Teflon Markets Refuse To Let Bad News Stick

 | Apr 15, 2013 01:27AM ET

This past week the market proved itself once again by refusing to let bad news stick. Our price . Since the November low a 3.5% trailing stop would have been the only thing you would have needed to stay on the right side of the market.

Our measures of market risk have been a good guide as well, but we never feel comfortable relying solely on measures of risk. This is because risk almost always enters the market suddenly and often doesn’t warn until price has already fallen. It is for this reason that we rely on a variety of indicators to guide our general portfolio allocations. Some of the indicators lead and others lag which helps us add hedges or move to cash as the market is building a top, rather than simply reacting to price and risk alone.

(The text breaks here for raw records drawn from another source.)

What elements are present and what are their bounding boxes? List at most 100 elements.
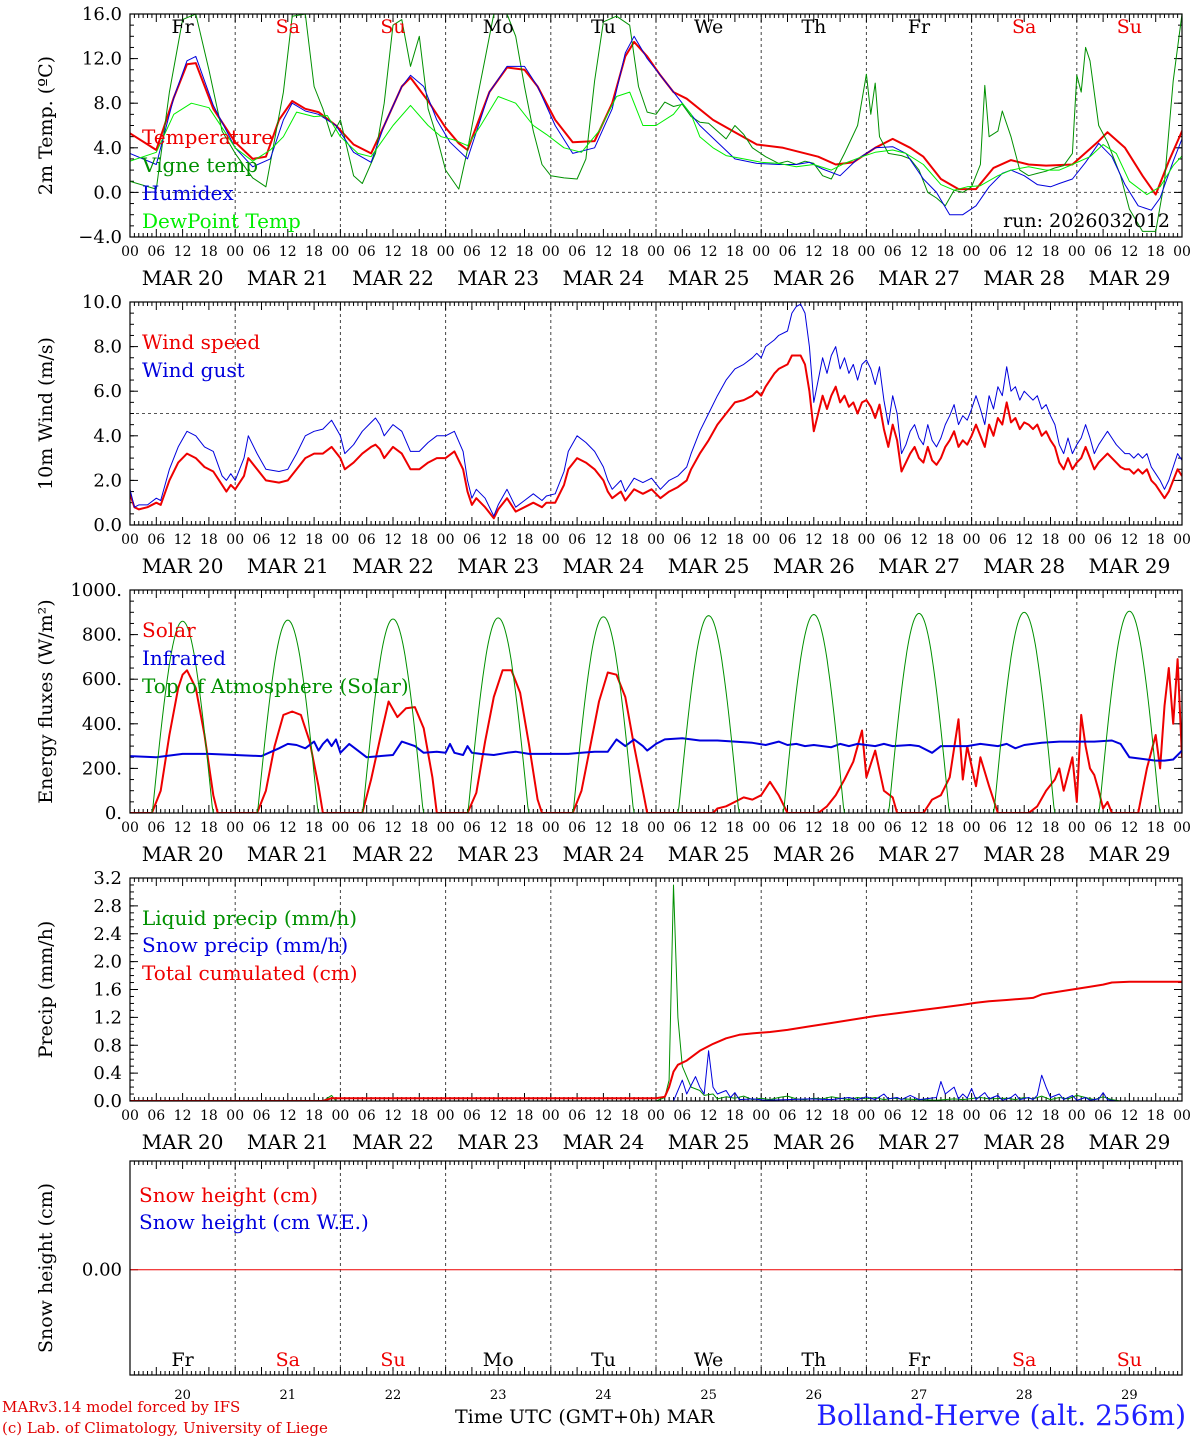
- hour-label: 18: [305, 820, 323, 836]
- date-label: MAR 23: [457, 1130, 539, 1154]
- y-tick-label: 2.0: [93, 952, 122, 973]
- hour-label: 06: [884, 244, 902, 260]
- hour-label: 06: [358, 820, 376, 836]
- legend-entry: Vigne temp: [141, 153, 258, 177]
- weekday-label: Th: [801, 16, 826, 38]
- day-number: 25: [700, 1388, 717, 1403]
- y-tick-label: 8.0: [93, 93, 122, 114]
- legend-entry: Temperature: [142, 125, 273, 149]
- hour-label: 18: [516, 1108, 534, 1124]
- hour-label: 06: [1094, 532, 1112, 548]
- hour-label: 18: [305, 244, 323, 260]
- hour-label: 06: [147, 532, 165, 548]
- y-tick-label: 0.8: [93, 1035, 122, 1056]
- hour-label: 12: [805, 532, 823, 548]
- date-label: MAR 20: [142, 1130, 224, 1154]
- y-tick-label: 4.0: [93, 138, 122, 159]
- y-tick-label: 10.0: [82, 292, 122, 313]
- panel-wind: 0.0 2.0 4.0 6.0 8.0 10.0 10m Wind (m/s) 00 06 12 1…: [35, 292, 1191, 578]
- hour-label: 00: [331, 244, 349, 260]
- hour-label: 12: [805, 244, 823, 260]
- hour-label: 00: [963, 820, 981, 836]
- hour-label: 18: [1147, 820, 1165, 836]
- y-tick-label: 12.0: [82, 49, 122, 70]
- date-label: MAR 20: [142, 842, 224, 866]
- date-label: MAR 24: [563, 1130, 645, 1154]
- hour-label: 00: [121, 244, 139, 260]
- hour-label: 12: [1120, 244, 1138, 260]
- hour-label: 00: [226, 532, 244, 548]
- series-humidex: [130, 35, 1182, 216]
- y-axis-title: Precip (mm/h): [35, 921, 57, 1059]
- date-label: MAR 22: [352, 842, 434, 866]
- hour-label: 00: [437, 244, 455, 260]
- hour-label: 12: [805, 1108, 823, 1124]
- hour-label: 00: [963, 1108, 981, 1124]
- hour-label: 12: [1015, 244, 1033, 260]
- date-label: MAR 23: [457, 554, 539, 578]
- legend-entry: Total cumulated (cm): [142, 961, 358, 985]
- hour-label: 12: [700, 820, 718, 836]
- hour-label: 12: [700, 244, 718, 260]
- y-tick-label: 8.0: [93, 337, 122, 358]
- panel-snow: 0.00 Snow height (cm) Snow height (cm) Snow…: [35, 1160, 1183, 1403]
- hour-label: 12: [489, 820, 507, 836]
- date-label: MAR 28: [983, 842, 1065, 866]
- hour-label: 00: [331, 1108, 349, 1124]
- series-top-of-atmosphere-solar: [130, 610, 1182, 813]
- hour-label: 12: [1120, 532, 1138, 548]
- date-label: MAR 25: [668, 842, 750, 866]
- hour-label: 12: [594, 820, 612, 836]
- hour-label: 00: [542, 820, 560, 836]
- hour-label: 00: [647, 820, 665, 836]
- plot-frame: [129, 877, 1183, 1102]
- y-tick-label: 4.0: [93, 426, 122, 447]
- y-axis-title: 10m Wind (m/s): [35, 337, 57, 490]
- date-label: MAR 23: [457, 266, 539, 290]
- weekday-label: Mo: [483, 1349, 514, 1371]
- y-tick-label: 6.0: [93, 381, 122, 402]
- date-label: MAR 21: [247, 842, 329, 866]
- hour-label: 18: [305, 532, 323, 548]
- hour-label: 00: [331, 532, 349, 548]
- weekday-label: Fr: [171, 16, 194, 38]
- hour-label: 18: [1147, 532, 1165, 548]
- date-label: MAR 21: [247, 554, 329, 578]
- hour-label: 18: [1042, 532, 1060, 548]
- lab-credit: (c) Lab. of Climatology, University of L…: [2, 1419, 328, 1437]
- hour-label: 12: [594, 1108, 612, 1124]
- hour-label: 06: [358, 1108, 376, 1124]
- hour-label: 06: [779, 820, 797, 836]
- day-number: 27: [911, 1388, 928, 1403]
- hour-label: 00: [226, 1108, 244, 1124]
- legend-entry: Infrared: [142, 646, 226, 670]
- hour-label: 12: [1120, 1108, 1138, 1124]
- hour-label: 12: [384, 1108, 402, 1124]
- hour-label: 12: [489, 1108, 507, 1124]
- series-group: [130, 14, 1182, 232]
- hour-label: 06: [989, 820, 1007, 836]
- y-tick-label: 1.6: [93, 980, 122, 1001]
- hour-label: 18: [1042, 244, 1060, 260]
- y-axis-title: Energy fluxes (W/m²): [35, 599, 57, 803]
- hour-label: 18: [200, 820, 218, 836]
- hour-label: 06: [463, 820, 481, 836]
- hour-label: 00: [647, 532, 665, 548]
- hour-label: 00: [226, 244, 244, 260]
- plot-frame: [129, 1160, 1183, 1376]
- hour-label: 06: [1094, 244, 1112, 260]
- hour-label: 00: [121, 1108, 139, 1124]
- weekday-label: Mo: [483, 16, 514, 38]
- hour-label: 00: [226, 820, 244, 836]
- date-label: MAR 27: [878, 554, 960, 578]
- day-number: 28: [1016, 1388, 1033, 1403]
- weekday-label: Tu: [591, 16, 616, 38]
- date-label: MAR 25: [668, 266, 750, 290]
- hour-label: 00: [437, 532, 455, 548]
- hour-label: 06: [253, 532, 271, 548]
- hour-label: 18: [726, 244, 744, 260]
- hour-label: 00: [857, 1108, 875, 1124]
- hour-label: 06: [673, 532, 691, 548]
- hour-label: 06: [568, 532, 586, 548]
- hour-label: 12: [700, 532, 718, 548]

Measures of breadth such as new highs, stocks above their 200 day moving average, and the bullish percent index are all showing strength. This tells us that there is interest in pushing a large number of stocks higher.

Our Twitter sentiment indicator for the S&P 500 Index (SPX) cleared its consolidation warning after just a few days of selling and the subsequent bounce. The break above 1575 on Wednesday brought with it enough bullish sentiment to generate a positive initiation thrust on the daily indicator. Bullish tweets were cheering the move to new all time highs and bears were conceding the point.